DELİLLER VE GEREKÇE:
Dava, pay sahibinin TTK’nun 410.maddesi uyarınca yönetim kurulunun toplanamaması nedeniyle genel kurulun toplantıya çağrılmasına izin verilmesi istemine ilişkindir.
6102 sayılı TTK’nın 401 ncu maddesinin ikinci fıkrası hükmü “Yönetim kurulunun, devamlı olarak toplanamaması, toplantı nisabının oluşmasına imkân bulunmaması veya mevcut olmaması durumlarında, mahkemenin izniyle, tek bir pay sahibi genel kurulu toplantıya çağırabilir.
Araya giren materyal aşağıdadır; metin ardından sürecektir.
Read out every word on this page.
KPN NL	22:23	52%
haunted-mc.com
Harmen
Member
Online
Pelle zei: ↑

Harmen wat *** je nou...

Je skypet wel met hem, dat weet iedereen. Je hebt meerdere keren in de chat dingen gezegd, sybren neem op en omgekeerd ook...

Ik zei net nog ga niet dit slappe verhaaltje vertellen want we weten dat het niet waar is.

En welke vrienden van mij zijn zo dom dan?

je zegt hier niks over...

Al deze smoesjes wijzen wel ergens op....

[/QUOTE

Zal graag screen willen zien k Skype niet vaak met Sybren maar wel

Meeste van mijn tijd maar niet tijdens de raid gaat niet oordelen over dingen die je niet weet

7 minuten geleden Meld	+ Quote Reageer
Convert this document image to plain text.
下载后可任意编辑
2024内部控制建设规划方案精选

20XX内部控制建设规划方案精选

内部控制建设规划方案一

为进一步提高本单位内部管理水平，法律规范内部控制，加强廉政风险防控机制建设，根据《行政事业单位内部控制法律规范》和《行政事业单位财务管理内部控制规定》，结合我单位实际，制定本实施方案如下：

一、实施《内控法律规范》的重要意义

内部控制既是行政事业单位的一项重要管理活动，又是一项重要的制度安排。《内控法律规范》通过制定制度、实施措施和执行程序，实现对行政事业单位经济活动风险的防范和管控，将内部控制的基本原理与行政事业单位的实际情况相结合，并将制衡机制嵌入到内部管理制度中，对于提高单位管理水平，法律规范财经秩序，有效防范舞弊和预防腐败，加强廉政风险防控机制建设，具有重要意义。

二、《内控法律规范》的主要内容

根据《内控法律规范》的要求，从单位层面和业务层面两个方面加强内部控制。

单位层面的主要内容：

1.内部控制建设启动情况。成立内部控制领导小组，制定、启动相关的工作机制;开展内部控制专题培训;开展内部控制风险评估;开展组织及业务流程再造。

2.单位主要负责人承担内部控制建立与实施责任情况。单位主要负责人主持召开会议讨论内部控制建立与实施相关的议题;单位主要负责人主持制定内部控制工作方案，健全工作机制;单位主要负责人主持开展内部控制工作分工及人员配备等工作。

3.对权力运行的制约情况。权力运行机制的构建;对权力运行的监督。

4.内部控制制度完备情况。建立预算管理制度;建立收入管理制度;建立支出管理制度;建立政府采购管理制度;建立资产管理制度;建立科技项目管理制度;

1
Mahkemenin kararı kesindir.” şeklinde olup madde metninde açıkça ifade edildiği üzere tek bir pay sahibinin Mahkemenin izni ile,genel kurulu toplantıya çağırabilmesi için yönetim kurulunun devamlı toplanamaması ,toplantı nisabının oluşmasına imkân bulunmaması veya mevcut olmaması durumlarının söz konusu olması gerekli olup somut olayda davalı şirket yönetim kurulunun her zaman toplanma imkânının bulunup devamlı toplanamama halinin mevcut olmadığı anlaşıldığından davanın reddine karar verilmesi gerektiği sonucuna varılarak aşağıdaki gibi hüküm fıkrası oluşturulmuştur.
HÜKÜM/Yukarıda açıklanan nedenlerle;
1-Davanın REDDİNE,
2-Harç peşin alındığından yeniden harç alınmasına YER OLMADIĞINA,
3-Davacı tarafından yapılan yargılama giderinin kendi üzerinde BIRAKILMASINA,
4-Kararın kesinleşmesine kadar yapılan yargılama giderlerinin davacı tarafça peşin olarak yatırılan ¨234,00 yargılama gider avansından mahsubu ile bakiye kısmın karar kesinleştiğinde davacıya İADESİNE,
Dair , dosya üzerinden yapılan inceleme sonunda TTK ‘nun 410/2. Maddesi uyarınca kesin olarak oy birliği ile karar verildi. 13/05/2019

Başkan …
E-imzalı
Üye …
E-imzalı
Üye …
E-imzalı
Katip 128618
E-imzalı

“İŞ BU EVRAK 5070 SAYILI ELEKTRONİK İMZA KANUNUNUN 5. MADDE UYARINCA GÜVENLİ ELEKTRONİK İMZA İLE İMZALANMIŞ OLUP, 22. MADDE UYARINCA DA ISLAK İMZA İLE İMZALANMAYACAKTIR.”